Chi lo ha conosciuto lo ricorda come una persona capace di stare nei conflitti senza arretrare, ma anche di attraversare i luoghi della fragilità con concretezza. Il suo impegno nella cooperativa La Comunità racconta questa seconda dimensione, meno visibile ma decisiva: quella di chi non si limita a denunciare le disuguaglianze, ma prova ogni giorno a lavorare dentro le loro conseguenze, accanto alle persone che più spesso restano fuori dallo sguardo pubblico. In questo senso Matteo Jade è stato una figura di cerniera tra la militanza e il sociale, tra la piazza e i servizi, tra il linguaggio della protesta e quello della cura.

La sua morte ha colpito ambienti diversi, non soltanto quelli politici o antagonisti. A piangerlo sono compagni di battaglie, operatori sociali, persone incontrate nei percorsi di cooperazione, amici, colleghi e cittadini che negli anni ne hanno riconosciuto la coerenza. Jade apparteneva a quella parte di Genova che non ha mai considerato la giustizia sociale un tema astratto. Per lui le disuguaglianze non erano una categoria da convegno, ma qualcosa da incontrare nelle strade, nei quartieri, nei servizi, nelle vite delle persone.

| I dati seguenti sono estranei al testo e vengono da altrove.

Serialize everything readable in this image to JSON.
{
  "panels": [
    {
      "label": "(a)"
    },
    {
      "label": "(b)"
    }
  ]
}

La sua voce era diventata familiare perché non si sottraeva. Interveniva, prendeva posizione, organizzava, costruiva legami, continuava a esserci anche quando l’attenzione pubblica si spegneva. È questo che rende oggi la sua scomparsa così pesante: non viene meno solo un ricordo legato agli anni del movimento contro la globalizzazione neoliberista, ma una presenza rimasta attiva nel tempo, dentro una città che continua a fare i conti con povertà, esclusione, marginalità e fratture sociali.

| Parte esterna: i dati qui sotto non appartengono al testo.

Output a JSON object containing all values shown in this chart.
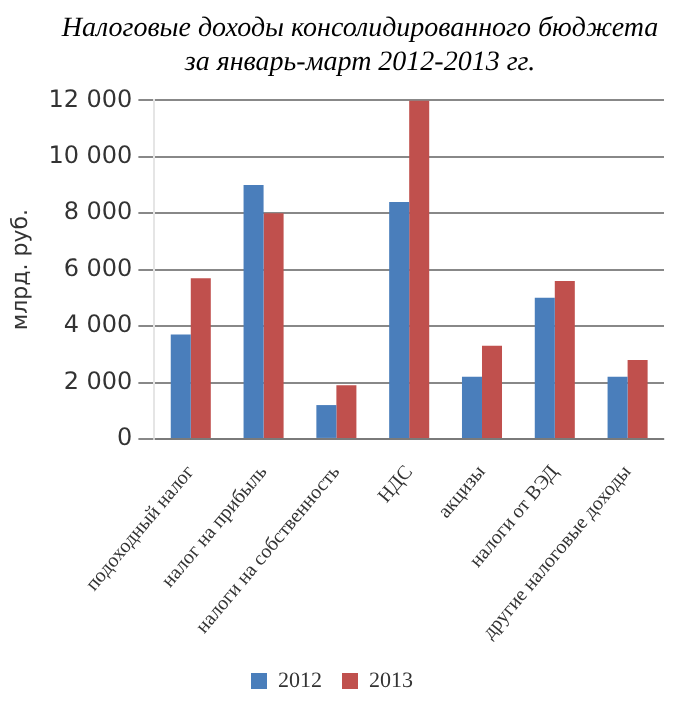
{
  "chart_data": {
    "type": "bar",
    "title": "Налоговые доходы консолидированного бюджета за январь-март 2012-2013 гг.",
    "ylabel": "млрд. руб.",
    "categories": [
      "подоходный налог",
      "налог на прибыль",
      "налоги на собственность",
      "НДС",
      "акцизы",
      "налоги от ВЭД",
      "другие налоговые доходы"
    ],
    "series": [
      {
        "name": "2012",
        "color": "#4a7ebb",
        "values": [
          3700,
          9000,
          1200,
          8400,
          2200,
          5000,
          2200
        ]
      },
      {
        "name": "2013",
        "color": "#c0504d",
        "values": [
          5700,
          8000,
          1900,
          12000,
          3300,
          5600,
          2800
        ]
      }
    ],
    "ylim": [
      0,
      12000
    ],
    "yticks": [
      {
        "value": 0,
        "label": "0"
      },
      {
        "value": 2000,
        "label": "2 000"
      },
      {
        "value": 4000,
        "label": "4 000"
      },
      {
        "value": 6000,
        "label": "6 000"
      },
      {
        "value": 8000,
        "label": "8 000"
      },
      {
        "value": 10000,
        "label": "10 000"
      },
      {
        "value": 12000,
        "label": "12 000"
      }
    ],
    "grid": "y",
    "legend": "bottom"
  }
}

Ora sarà il tempo dei ricordi, delle testimonianze e dei racconti di chi ha condiviso con lui assemblee, cortei, turni di lavoro, discussioni, progetti e battaglie. Ma già oggi emerge un tratto netto: Matteo Jade ha attraversato oltre vent’anni di storia genovese senza smettere di stare dalla stessa parte, quella di chi chiedeva una società più giusta e meno feroce. La sua eredità resta lì, nei percorsi che ha contribuito a costruire, nelle persone che ha incontrato, nelle lotte che ha sostenuto e in una città che, anche quando lo ha contestato o non lo ha capito, non poteva ignorarlo.